1967 senesinde bir grup Pakistanlı yapımcı bir araya gelerek milyonuncu kere Bram Stokers Dracula üzerine bir film yapmaya karar verirse ortaya ne çıkar? Tabi ki de The Living Corpse! Uluslararası film garabetlerinden bir diğeri daha Mondo Macabro tarafından DVD olarak piyasaya sürüldü, kendi ülkesinde gösterime girdiği zaman 18+ olarak yayınlanmış bir film.
Profesör Tabini’nin ölümü yeneceğini düşündüğü bir iksir üzerinde deneyler yapmasıyla başlıyoruz. Bu iksiri kendi üzerinde denediği zaman işler planlandığı gibi gitmez ve ölür. Güzel asistanı onu hayatını kaybetmiş bir şekilde bulduğu zaman bedenini merdivenlerden aşağı taşır ve bodrumdaki bir mahzene koyar. Ama maalesef profesör dirilir ve talihsiz kızın boynuna atılır.
Sonraki sahnede Dr. Aqil’in Profesörün tüyler ürpertici malikanesine yorgun bir şekilde geldiğini görürüz. Tabini onu karşılar, oldukça şık giyinmiştir. Üst kata çıkar, Aqil’e odasını gösterir ve seksi kız arkadaşının komidinin üzerinde duran fotoğraflarına iştahla bakar. Aqil gece yarısı uyandığında Profesörün asistanı kadınsı oyunlara başvurur ve dans ederek onu baştan çıkarmaya çalışır. Sonunda Tabini’nin vampirlere özgü büyüsü altına girmiştir ve meraklanmaya başlayan ailesi onu aramaya koyulur.
Hammer Dracula filmleri ile Evrensel olanlar arasında bir köprü vazifesi gören The Living Corpse, etkisi altında kaldığı filmleri gururla taşır. Ama bu, filmin Drakula mitine kendine has bir tarz katmadığı anlamına gelmemektedir. Bir anda tüyler ürpertici gotik korkudan tuhaf müzikal dans sahnelerine geçiş yapar ve bir o kadar hızlı şekilde de geri döner – ki böyle bir şeyi daha önce ciddi vampir filmlerinde görmemiştim.

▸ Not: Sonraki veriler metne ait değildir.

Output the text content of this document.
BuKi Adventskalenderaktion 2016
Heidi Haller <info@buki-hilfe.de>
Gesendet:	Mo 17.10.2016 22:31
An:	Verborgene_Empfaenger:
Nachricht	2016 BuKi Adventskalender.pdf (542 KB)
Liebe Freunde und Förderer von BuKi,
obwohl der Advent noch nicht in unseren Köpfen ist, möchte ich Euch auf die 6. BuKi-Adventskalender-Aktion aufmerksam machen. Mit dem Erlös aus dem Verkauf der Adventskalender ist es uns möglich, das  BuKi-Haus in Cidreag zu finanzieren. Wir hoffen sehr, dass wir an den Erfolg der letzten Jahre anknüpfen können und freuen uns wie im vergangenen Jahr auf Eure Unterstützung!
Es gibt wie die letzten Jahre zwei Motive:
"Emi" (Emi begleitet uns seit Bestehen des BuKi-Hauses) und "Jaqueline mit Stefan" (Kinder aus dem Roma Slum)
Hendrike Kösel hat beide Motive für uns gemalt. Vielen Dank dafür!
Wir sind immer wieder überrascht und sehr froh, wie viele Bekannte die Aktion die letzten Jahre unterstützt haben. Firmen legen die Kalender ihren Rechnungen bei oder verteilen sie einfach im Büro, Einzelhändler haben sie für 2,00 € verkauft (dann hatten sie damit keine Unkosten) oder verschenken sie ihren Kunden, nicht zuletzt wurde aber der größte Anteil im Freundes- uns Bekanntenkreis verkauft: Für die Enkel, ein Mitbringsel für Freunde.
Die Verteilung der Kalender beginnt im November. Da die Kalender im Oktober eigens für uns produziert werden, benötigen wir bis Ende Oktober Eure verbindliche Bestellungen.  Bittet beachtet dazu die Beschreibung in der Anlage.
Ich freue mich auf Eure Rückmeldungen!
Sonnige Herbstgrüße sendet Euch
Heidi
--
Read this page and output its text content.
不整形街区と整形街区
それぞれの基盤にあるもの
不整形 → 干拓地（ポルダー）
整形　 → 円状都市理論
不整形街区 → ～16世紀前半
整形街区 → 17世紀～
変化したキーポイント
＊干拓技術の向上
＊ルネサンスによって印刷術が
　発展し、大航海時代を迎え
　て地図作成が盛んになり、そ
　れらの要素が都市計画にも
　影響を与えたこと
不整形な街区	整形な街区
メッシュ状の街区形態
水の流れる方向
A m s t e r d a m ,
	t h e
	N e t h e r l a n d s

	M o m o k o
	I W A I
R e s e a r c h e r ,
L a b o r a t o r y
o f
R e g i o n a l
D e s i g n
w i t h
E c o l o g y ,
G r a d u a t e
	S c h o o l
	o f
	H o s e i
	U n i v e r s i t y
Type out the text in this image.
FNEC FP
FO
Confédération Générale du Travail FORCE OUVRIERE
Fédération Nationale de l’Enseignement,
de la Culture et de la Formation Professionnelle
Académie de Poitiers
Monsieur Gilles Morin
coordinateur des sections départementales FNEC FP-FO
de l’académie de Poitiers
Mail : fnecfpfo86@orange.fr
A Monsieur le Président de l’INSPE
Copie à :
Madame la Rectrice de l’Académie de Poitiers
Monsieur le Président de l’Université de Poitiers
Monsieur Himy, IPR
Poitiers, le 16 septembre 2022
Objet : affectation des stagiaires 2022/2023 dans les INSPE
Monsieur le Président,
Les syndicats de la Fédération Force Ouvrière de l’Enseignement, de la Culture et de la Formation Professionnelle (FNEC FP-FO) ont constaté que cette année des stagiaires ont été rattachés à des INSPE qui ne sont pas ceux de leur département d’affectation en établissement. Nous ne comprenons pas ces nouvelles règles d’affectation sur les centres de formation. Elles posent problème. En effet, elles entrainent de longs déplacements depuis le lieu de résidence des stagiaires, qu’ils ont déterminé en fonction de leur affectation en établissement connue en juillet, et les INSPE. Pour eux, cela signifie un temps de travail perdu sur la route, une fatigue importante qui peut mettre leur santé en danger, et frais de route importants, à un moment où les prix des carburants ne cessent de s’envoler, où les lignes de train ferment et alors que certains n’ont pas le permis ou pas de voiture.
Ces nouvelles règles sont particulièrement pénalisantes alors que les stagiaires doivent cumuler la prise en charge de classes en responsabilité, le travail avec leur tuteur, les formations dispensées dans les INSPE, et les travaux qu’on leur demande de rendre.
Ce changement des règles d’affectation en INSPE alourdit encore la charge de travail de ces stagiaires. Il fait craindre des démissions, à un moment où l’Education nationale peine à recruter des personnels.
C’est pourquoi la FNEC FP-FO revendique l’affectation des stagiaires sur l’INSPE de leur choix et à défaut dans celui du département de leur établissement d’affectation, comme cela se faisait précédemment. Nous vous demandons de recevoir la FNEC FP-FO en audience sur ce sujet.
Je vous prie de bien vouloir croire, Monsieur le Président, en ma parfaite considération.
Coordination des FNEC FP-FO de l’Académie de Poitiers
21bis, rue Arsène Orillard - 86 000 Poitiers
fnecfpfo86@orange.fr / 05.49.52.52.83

Ayrıca Drakula/Profesör Tabini karakterinde de bazı büyük farklılıklar bulunmaktadır. Bela’nın Kont’u, öfkeli köylüler kendisini kovalarken yarasa ya da onun gibi bir şeye dönüşürken Tabini sadece arabasına atlar ve gecenin karanlığına karışır. Benzer şekilde, kendisine saldırıldığı zaman şekil değiştirmek ya da bir çeşit şeytani vampir hipnozu kullanmak yerine kötü adamımız herkesin yapacağı gibi rakibini tekme tokat döver, hem de çıplak elleriyle.
İşte beklenen ve beklenmeyen unsurların bu eşsiz karışımı The Living Corpse’u bilindik bir yere yapılan eğlenceli bir yolculuk haline getiren şeydir – en azından müzik çalmaya başlayana kadar aşina olduğumuzu düşünürüz. Performanslar oldukça iyi ve tahmin ettiğiniz kadar abartılı da değil. Rehan’dan iyi bir vampir olmuş ve Habib de Dr. Aqil rolüyle Jonathon Harker’ın yerini başarılı bir şekilde doldurmuş. Bazı iyi kamera hareketleri ve setin bütün potansiyelini kullanan ürkütücü görüntüleme tarzı ile yönetmen de yeterince başarılı, özellikle de bodrumdaki örümcek ağı kaplı mahzendeki aksiyon sahnesinde.